Teprotumumab, an anti-IGF-1R blocking antibody, came to market in 2020 as a treatment for the rare condition thyroid eye disease. The molecule, which Horizon sells as Tepezza, is given as an intravenous infusion. Patients receive eight infusions with three-week gaps between sessions. The first two infusions take about 90 minutes. The remaining six last around 60 minutes, although they can be longer.
The intravenous dosing schedule suggests a subcutaneous formulation may significantly reduce the time people spend getting treated, lifting a burden from patients and potentially improving adherence.
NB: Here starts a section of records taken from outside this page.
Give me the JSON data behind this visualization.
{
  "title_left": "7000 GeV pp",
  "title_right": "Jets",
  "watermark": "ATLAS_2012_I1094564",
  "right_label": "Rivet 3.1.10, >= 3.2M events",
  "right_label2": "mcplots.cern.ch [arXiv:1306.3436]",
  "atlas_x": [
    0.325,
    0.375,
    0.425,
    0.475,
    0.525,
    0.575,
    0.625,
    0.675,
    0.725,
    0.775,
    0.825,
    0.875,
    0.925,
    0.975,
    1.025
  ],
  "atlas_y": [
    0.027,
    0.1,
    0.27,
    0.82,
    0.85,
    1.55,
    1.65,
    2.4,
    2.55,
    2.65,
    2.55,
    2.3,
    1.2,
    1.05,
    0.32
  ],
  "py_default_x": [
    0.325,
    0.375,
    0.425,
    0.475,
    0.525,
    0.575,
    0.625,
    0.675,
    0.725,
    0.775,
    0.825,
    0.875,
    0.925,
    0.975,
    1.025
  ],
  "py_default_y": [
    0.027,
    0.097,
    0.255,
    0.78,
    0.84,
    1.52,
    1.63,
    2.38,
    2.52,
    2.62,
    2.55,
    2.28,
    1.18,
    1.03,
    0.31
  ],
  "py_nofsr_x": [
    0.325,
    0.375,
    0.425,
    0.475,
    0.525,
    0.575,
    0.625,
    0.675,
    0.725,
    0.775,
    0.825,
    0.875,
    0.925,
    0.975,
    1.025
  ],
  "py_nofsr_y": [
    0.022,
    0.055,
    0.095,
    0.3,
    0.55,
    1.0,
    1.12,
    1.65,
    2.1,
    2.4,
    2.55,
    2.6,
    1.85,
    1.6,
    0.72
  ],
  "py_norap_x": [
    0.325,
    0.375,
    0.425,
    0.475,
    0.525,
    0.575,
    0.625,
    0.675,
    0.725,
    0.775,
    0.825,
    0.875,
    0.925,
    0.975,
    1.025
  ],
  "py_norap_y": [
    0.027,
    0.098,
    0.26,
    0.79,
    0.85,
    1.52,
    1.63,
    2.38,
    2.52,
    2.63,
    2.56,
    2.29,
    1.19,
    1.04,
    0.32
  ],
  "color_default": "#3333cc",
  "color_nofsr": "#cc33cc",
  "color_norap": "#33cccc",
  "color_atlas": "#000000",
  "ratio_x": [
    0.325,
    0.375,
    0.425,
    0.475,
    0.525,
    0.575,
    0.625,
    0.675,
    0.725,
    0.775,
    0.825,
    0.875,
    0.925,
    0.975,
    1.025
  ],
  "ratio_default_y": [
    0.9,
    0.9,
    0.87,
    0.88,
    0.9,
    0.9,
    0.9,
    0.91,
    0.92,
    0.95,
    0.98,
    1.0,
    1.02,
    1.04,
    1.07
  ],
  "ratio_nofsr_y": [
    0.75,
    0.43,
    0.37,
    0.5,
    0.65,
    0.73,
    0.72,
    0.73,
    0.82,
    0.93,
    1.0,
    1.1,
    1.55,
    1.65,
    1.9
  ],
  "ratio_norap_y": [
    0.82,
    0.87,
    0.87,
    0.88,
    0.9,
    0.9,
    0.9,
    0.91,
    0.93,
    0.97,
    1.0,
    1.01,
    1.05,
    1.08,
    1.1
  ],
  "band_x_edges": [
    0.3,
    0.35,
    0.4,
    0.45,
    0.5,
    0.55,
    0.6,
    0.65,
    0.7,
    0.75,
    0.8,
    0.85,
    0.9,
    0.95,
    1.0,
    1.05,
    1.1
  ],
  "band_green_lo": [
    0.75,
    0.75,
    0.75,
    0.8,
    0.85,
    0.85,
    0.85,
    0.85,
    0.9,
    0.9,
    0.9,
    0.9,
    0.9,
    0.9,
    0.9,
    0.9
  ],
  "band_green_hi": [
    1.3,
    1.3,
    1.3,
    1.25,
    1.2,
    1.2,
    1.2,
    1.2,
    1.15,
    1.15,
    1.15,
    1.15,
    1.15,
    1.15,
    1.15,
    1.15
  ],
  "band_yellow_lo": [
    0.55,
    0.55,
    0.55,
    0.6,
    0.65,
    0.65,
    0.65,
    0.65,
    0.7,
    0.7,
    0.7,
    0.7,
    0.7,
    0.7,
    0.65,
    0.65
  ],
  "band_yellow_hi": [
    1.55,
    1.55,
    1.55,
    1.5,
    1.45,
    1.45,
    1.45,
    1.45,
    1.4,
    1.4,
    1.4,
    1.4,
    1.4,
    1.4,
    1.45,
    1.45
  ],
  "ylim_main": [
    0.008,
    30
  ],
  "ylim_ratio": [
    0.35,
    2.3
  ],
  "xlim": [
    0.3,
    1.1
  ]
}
Even relatively large volume subcutaneous drugs are typically administered in five minutes or less.
Xeris will use XeriJect to try to develop a subcutaneous formulation of teprotumumab. Using drying or particle engineering techniques, Xeris creates powders ready for “wetting” with biocompatible diluents. The process yields ultra-concentrated, low-volume paste formulations suitable for subcutaneous or intravenous delivery. Xeris has formulated suspensions with protein concentrations of 400 mg/mL or more.
Horizon will have an option to license the Xeris technology. In return, Horizon has paid an upfront fee and committed to development, regulatory and sales milestones, plus royalties. Xeris CEO Paul Edick explained the significance of the deal for his company.
“This partnership demonstrates the potential value of our technology to enable large molecule subcutaneous injections that provide a more patient friendly regimen that is effective, safe, and more convenient, with potential for improved adherence,” Edick said in a statement.